I know I promised this weeks ago. Forgive meeeeee!
Standing in the checkout line at Target, searching frantically (and in vain) for my RedCard, when suddenly an enormous pair of nude, full-covereage cotton panties comes flying out of my purse and over the counter. The horror on my face and poor teenage cashier Will’s face at the realization that there is now a giant pair of flesh-toned underwear just sitting on the conveyer belt. Just sitting. Right there next to my toothpaste and nail polish. Just sitting for me and Will and the cute college girl behind me to see. And then there’s the thought bubbles that I KNOW must be popping up in their sweet, young heads: why on earth does this slightly disorganized yet seemingly normal woman carry around spare panties in her purse? Wait, are they WORN? Eww. That will never be me. I will always be young and attractive and in control of my bladder. Dream on kids. And pass me my briefs.
Needing to carry around extra Fruit of the Looms because you’re freaking huge and pregnant and can’t be bothered to practice your kegel exercises three times a day. And what if you’re out running errands and suddenly there’s a puddle and you need to jump over it? Or what if you laugh, or cough, or sneeze? Better to have a spare pair than have to run home for the third time in the same day.
Google searching any question that ends with “during pregnancy.” Because you know what the answer is, every single time? Oh, that’s completely NORMAL. Chin hairs? Normal. Skin tags? No worries. Night sweating? Absolutely. Day sweating? No big deal. Memory loss? Part of the package. Blonde hair turning brown? Yup. Bloody noses? Sure. Sciatic nerve pain? Yes. Huge puffy feet that can’t fit into tennis shoes which is fine because you can’t bend over far enough to tie them anyway? All completely normal symptoms of carrying a human in your womb. So ladies, please enjoy your new normal.
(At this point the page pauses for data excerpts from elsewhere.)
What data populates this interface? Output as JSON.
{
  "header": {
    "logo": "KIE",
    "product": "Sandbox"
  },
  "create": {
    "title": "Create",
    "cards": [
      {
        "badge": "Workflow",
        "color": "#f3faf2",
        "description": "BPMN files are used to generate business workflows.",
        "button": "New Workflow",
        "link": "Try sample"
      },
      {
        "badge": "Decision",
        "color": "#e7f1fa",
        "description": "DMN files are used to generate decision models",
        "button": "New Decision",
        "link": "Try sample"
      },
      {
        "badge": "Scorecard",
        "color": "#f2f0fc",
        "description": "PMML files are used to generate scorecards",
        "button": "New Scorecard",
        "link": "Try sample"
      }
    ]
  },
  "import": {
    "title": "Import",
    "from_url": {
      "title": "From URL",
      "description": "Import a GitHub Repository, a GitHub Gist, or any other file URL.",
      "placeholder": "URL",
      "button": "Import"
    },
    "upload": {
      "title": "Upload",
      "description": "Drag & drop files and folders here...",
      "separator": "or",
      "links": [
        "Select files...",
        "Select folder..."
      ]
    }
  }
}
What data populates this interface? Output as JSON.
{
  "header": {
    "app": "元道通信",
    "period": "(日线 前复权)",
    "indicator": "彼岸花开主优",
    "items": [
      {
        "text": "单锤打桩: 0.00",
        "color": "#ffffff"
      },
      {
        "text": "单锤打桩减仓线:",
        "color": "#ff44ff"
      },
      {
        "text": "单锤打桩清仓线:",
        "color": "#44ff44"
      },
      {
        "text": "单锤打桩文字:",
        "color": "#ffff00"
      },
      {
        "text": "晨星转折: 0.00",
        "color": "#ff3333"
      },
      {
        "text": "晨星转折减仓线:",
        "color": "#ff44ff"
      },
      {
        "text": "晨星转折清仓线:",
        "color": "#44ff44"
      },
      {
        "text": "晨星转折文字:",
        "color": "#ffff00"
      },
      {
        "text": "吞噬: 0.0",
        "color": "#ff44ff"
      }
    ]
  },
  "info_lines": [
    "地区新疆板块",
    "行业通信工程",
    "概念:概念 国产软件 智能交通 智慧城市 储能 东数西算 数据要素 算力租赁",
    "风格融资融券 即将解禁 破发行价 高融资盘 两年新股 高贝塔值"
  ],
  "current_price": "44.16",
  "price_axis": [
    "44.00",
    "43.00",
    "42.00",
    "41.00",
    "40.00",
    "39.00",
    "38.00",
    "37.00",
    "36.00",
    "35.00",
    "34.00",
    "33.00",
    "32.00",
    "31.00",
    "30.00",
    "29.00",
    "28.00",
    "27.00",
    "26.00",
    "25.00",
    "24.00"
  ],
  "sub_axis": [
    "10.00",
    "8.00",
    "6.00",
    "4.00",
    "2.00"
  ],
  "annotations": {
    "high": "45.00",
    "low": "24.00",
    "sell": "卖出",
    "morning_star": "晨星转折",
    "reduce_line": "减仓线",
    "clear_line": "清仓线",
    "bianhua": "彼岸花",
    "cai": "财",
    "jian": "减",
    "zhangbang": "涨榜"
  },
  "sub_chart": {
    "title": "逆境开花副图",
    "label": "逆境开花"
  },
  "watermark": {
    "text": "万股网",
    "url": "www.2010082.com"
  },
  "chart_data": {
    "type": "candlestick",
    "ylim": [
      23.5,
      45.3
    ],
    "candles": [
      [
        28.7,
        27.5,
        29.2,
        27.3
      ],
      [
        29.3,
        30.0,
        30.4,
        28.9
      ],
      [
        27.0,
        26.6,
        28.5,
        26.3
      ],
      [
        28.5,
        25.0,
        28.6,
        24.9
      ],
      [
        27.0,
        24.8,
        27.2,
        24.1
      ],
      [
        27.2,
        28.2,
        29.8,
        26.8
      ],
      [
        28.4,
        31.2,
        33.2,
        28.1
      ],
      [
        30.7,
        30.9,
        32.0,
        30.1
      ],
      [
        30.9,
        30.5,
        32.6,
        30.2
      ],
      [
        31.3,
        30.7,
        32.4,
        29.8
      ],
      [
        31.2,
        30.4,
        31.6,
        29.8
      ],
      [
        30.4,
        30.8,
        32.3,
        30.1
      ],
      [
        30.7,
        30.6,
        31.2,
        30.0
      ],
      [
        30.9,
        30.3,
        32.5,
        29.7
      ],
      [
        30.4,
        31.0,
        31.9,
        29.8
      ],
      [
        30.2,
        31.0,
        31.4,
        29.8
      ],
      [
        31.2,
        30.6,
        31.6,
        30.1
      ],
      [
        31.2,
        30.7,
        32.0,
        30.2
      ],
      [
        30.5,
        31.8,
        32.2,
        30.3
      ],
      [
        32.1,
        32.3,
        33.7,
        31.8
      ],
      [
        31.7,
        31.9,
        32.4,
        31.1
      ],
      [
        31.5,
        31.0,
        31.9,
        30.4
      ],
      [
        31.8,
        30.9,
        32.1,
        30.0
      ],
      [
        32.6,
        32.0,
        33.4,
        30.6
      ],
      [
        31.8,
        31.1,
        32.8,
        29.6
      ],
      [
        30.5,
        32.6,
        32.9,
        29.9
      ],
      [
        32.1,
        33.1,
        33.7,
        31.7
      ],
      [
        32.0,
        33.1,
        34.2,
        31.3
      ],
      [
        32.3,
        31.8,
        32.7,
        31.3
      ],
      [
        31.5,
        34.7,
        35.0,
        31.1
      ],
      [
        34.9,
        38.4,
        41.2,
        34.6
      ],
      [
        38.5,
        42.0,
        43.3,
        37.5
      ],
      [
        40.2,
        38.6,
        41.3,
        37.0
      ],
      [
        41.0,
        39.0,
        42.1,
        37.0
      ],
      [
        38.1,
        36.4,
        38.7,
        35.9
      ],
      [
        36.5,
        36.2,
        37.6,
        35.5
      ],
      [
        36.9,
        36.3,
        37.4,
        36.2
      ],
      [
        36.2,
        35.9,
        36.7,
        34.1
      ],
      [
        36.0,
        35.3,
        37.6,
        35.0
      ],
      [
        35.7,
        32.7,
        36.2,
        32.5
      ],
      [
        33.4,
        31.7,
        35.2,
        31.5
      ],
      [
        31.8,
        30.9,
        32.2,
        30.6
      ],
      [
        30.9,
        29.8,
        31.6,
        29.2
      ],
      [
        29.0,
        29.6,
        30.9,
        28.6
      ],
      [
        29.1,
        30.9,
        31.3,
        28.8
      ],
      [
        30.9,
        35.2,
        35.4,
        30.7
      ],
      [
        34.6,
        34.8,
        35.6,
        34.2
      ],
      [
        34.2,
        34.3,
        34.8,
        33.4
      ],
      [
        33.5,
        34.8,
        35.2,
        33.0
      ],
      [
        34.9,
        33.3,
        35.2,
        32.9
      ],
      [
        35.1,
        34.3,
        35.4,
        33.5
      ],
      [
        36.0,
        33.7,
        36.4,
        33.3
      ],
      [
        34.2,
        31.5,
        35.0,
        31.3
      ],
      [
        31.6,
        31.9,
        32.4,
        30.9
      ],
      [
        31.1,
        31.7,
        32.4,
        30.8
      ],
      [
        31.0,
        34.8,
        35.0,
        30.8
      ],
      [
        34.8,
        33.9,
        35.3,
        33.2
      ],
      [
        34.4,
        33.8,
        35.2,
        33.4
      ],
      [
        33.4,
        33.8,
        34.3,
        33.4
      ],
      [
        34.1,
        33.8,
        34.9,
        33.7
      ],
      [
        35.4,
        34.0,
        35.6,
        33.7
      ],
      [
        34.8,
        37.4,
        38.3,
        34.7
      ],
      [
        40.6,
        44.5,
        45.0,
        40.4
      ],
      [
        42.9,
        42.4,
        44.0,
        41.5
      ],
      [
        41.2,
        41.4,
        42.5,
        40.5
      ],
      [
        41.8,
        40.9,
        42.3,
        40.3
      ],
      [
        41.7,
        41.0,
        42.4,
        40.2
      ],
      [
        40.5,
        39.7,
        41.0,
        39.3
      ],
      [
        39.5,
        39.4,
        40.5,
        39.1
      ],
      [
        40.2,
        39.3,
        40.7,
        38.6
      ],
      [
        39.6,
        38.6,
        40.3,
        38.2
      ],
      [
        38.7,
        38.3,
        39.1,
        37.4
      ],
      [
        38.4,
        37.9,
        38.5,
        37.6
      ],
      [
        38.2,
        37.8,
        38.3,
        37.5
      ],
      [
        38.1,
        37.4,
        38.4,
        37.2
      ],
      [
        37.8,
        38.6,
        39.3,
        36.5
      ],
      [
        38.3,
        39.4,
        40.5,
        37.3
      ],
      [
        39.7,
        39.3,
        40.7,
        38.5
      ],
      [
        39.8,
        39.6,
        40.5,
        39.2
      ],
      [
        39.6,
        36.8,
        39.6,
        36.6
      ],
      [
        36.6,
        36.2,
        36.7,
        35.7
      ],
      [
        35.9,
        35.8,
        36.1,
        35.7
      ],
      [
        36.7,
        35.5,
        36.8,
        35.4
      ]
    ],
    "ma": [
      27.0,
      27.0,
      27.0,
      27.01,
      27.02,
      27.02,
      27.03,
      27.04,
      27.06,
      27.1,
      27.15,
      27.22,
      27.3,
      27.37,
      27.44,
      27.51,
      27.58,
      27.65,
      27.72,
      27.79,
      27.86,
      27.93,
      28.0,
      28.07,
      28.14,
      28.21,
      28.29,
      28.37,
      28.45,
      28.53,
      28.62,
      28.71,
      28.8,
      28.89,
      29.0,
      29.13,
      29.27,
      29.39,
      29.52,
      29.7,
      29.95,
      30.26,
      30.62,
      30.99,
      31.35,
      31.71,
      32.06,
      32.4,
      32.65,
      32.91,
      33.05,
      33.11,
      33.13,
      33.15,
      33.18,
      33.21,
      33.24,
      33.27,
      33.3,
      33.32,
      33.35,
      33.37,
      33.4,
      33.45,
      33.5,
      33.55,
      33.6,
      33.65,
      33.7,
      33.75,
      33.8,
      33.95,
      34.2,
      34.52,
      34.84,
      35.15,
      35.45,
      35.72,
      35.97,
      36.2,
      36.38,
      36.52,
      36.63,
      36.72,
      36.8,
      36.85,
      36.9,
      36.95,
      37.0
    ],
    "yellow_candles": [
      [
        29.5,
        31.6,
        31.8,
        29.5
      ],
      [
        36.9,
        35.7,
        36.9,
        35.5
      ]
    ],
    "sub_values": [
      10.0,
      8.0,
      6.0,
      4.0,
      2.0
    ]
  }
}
Our outfits these days. Atascadero-chic.
Finally being able to share these awkward stories with someone other than Sean! Because he is just not my target audience and he doesn’t get it. A good-looking man who has never peed his pants in public will not understand my pain.
The fact that our kitchen cabinets are going to be installed this weekend (all fingers and toes crossed)! This has been, like, 5 years in the making so I’m equal parts totally excited and absolutely expecting that something will go wrong. Hopefully it’s the former and I’ll tell you all about it next week. 🙂
This flush faced cherub. He has no idea we’re living through the most challenging time. He’s just all happy and all boy and all relaxing on our concrete floors.